Considérant au surplus que par des motifs pertinents que la Cour adopte, les premiers juges ont constaté que la Sté La Taverne de l'Olympia devenue ARS avait personnellement rempli les conditions d'exploitation l'autorisant à confier son fonds de commerce de dancing-discothèque en location-gérance, que la loi du 20 mars 1956 n'interdisait nullement une succession de locations gérances, que "l'ancienneté de l'existence de la Taverne de l'Olympia et le caractère spécifique de son emplacement suffisaient à eux seuls à attirer des clients", que la Convention du 1er juillet 1988 ne concernait pas seulement des locaux au surplus spécialement aménagés et qu'aucun des précédents locataires-gérants n'avait contesté la qualification donnée à la convention qu'ils avaient conclue ;

Qu'il importe peu que la Sté ARS ait changé l'enseigne et attiré dans les lieux une clientèle différente ; qu'elle ait pu réussir à faire de la discothèque New Coppa, adepte des musiques afro-latino américaines, une discothèque Boys de style "gay" prouve seulement en effet la volatilité des clients dont les siens et confirme au contraire l'importance que présentait pour tout locataire-gérant la proximité immédiate particulièrement attractive du Théâtre de l'Olympia accueillant en permanence des chanteurs et musiciens en vogue dans toutes les discothèques quelles qu'en soient les spécificités, et par là même l'existence constante d'une clientèle de noctambules amateurs de musique moderne qui survivait, en dépit de la mouvance de sa composition, à la succession de ses exploitants ;

Considérant qu'il convient de confirmer le jugement déféré et d'indemniser la Sté Sato de ses frais irrépétibles.

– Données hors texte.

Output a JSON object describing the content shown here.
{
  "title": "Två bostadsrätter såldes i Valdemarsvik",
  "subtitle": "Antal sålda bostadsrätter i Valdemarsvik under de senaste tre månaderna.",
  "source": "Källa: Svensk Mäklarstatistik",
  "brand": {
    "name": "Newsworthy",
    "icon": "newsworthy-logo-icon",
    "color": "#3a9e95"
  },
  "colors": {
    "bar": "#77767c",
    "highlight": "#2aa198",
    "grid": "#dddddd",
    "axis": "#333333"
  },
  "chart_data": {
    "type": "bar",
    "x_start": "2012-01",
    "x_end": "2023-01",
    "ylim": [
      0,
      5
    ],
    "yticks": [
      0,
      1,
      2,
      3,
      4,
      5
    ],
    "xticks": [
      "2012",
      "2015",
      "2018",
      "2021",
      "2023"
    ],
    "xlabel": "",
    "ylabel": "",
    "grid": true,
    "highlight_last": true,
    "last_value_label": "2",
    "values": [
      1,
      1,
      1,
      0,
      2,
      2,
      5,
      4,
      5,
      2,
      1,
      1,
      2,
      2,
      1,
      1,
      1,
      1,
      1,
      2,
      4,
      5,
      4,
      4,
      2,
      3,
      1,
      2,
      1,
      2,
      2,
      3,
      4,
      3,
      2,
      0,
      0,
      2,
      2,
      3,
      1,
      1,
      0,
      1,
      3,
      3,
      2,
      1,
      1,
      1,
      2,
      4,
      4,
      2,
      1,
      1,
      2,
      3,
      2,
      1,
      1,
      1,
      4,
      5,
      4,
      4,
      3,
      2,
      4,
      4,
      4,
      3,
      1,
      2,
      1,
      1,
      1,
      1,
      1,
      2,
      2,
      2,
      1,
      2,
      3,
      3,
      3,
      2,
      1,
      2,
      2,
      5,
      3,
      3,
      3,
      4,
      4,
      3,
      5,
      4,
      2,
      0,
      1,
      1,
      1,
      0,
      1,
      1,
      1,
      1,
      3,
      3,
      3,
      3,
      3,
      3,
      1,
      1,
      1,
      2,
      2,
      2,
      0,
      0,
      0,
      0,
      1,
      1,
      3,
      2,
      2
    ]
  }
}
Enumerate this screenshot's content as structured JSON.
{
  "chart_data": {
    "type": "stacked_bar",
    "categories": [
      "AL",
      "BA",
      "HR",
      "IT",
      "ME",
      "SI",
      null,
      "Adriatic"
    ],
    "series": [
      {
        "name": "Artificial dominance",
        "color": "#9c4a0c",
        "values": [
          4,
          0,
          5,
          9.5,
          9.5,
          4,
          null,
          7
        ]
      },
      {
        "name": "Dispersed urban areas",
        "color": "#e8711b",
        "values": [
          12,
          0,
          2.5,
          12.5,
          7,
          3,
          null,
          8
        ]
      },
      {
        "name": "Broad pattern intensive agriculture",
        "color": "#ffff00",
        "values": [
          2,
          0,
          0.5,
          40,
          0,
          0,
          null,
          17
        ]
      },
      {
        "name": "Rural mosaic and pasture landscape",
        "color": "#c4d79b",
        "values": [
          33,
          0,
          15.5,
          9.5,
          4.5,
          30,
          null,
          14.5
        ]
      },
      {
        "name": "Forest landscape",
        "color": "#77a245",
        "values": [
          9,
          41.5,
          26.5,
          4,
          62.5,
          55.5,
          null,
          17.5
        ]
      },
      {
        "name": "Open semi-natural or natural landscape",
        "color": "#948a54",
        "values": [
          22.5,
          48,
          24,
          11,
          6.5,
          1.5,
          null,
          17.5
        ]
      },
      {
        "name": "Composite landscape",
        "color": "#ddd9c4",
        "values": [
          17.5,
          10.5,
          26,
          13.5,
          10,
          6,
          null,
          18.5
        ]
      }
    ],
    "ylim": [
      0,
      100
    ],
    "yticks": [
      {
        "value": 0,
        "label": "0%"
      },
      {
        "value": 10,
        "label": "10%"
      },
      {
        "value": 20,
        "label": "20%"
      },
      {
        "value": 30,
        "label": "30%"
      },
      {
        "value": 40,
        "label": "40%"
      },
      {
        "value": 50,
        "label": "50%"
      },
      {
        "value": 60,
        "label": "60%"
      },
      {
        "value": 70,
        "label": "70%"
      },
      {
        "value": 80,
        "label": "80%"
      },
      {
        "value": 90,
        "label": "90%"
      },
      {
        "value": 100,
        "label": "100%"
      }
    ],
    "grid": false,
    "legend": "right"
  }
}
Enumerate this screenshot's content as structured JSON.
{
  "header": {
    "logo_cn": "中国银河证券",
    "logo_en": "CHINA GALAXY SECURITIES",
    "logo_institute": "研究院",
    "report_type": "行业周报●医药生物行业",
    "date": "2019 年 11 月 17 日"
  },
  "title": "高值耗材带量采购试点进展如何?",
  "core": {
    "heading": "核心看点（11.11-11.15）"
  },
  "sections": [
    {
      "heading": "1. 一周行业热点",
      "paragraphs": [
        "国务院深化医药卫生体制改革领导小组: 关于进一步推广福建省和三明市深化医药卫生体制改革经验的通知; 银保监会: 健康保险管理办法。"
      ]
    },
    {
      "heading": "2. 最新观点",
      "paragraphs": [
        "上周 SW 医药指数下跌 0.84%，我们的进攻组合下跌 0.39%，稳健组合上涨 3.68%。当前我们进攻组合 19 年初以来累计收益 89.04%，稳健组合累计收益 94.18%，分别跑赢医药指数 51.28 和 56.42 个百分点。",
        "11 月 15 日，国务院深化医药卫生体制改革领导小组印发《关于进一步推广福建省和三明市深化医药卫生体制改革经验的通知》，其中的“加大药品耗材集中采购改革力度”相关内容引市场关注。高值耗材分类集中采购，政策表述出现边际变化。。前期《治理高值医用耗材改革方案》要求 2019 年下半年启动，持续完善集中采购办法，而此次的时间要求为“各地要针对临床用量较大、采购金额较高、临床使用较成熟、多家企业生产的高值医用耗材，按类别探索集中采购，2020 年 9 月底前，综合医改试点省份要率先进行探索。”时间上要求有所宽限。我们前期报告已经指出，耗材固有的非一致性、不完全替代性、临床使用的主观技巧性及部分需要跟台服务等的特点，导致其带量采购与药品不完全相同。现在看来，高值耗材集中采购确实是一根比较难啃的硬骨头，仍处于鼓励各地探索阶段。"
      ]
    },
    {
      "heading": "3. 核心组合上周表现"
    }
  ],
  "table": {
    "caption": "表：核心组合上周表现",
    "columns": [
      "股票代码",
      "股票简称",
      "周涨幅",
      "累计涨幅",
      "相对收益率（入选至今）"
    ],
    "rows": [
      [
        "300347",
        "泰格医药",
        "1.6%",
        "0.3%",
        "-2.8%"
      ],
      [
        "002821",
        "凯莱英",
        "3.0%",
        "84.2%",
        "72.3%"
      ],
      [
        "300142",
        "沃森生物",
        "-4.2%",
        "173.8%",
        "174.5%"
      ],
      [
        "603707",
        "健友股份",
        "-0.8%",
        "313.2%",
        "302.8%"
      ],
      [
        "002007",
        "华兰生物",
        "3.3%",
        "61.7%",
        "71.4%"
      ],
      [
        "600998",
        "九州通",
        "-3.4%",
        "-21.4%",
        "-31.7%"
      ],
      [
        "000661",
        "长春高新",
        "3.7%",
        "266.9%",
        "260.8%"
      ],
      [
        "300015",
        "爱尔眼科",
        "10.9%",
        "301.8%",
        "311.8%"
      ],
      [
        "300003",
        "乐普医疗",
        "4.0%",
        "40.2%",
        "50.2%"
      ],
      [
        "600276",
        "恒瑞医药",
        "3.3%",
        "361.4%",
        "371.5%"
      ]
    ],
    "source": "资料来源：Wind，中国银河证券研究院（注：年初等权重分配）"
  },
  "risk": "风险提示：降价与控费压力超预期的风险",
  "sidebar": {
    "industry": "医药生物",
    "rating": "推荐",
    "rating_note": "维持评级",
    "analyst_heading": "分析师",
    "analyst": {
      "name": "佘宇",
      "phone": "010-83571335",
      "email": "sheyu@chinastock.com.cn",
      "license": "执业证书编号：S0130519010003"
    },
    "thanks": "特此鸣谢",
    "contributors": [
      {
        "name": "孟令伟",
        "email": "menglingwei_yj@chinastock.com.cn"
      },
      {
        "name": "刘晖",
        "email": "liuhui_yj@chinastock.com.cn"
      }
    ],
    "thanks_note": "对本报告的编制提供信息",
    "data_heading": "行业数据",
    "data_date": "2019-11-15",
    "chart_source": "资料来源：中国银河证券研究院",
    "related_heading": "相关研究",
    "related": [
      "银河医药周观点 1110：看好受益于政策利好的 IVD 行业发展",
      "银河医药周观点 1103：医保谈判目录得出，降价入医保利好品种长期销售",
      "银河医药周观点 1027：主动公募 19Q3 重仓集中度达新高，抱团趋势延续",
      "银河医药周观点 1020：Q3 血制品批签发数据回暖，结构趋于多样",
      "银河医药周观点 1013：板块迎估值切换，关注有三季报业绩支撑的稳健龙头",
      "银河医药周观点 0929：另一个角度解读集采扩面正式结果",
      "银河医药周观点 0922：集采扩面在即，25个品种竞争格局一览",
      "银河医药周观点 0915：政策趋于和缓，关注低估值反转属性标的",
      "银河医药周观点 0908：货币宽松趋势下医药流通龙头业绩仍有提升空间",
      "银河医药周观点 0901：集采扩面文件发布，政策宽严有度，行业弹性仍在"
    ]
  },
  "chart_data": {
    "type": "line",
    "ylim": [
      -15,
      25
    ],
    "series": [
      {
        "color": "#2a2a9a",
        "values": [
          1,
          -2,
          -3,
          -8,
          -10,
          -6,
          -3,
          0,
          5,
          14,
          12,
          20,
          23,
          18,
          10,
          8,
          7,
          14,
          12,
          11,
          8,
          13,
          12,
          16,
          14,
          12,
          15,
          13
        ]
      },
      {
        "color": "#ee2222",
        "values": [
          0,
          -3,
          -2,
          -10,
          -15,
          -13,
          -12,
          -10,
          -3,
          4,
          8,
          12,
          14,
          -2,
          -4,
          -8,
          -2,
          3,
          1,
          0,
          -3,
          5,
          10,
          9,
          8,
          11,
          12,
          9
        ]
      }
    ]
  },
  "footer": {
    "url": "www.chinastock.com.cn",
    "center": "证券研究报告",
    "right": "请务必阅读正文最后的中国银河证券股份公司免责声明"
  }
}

Par ces motifs, confirme la décision déférée en ce qu'elle a rejeté toutes les demandes de Me Baumgartner es qualités et a mis les dépens à sa charge en ce compris les frais d'expertise, condamne Me Baumgartner, es qualités à verser à la Sté Sato 20 000 F au titre de l'article 700 du nouveau Code de procédure civile, le condamne en tous les dépens d'appel, admet la SCP Hardouin Le Bousse Herscovici, avoué, au bénéfice de l'article 699 du nouveau Code de procédure civile.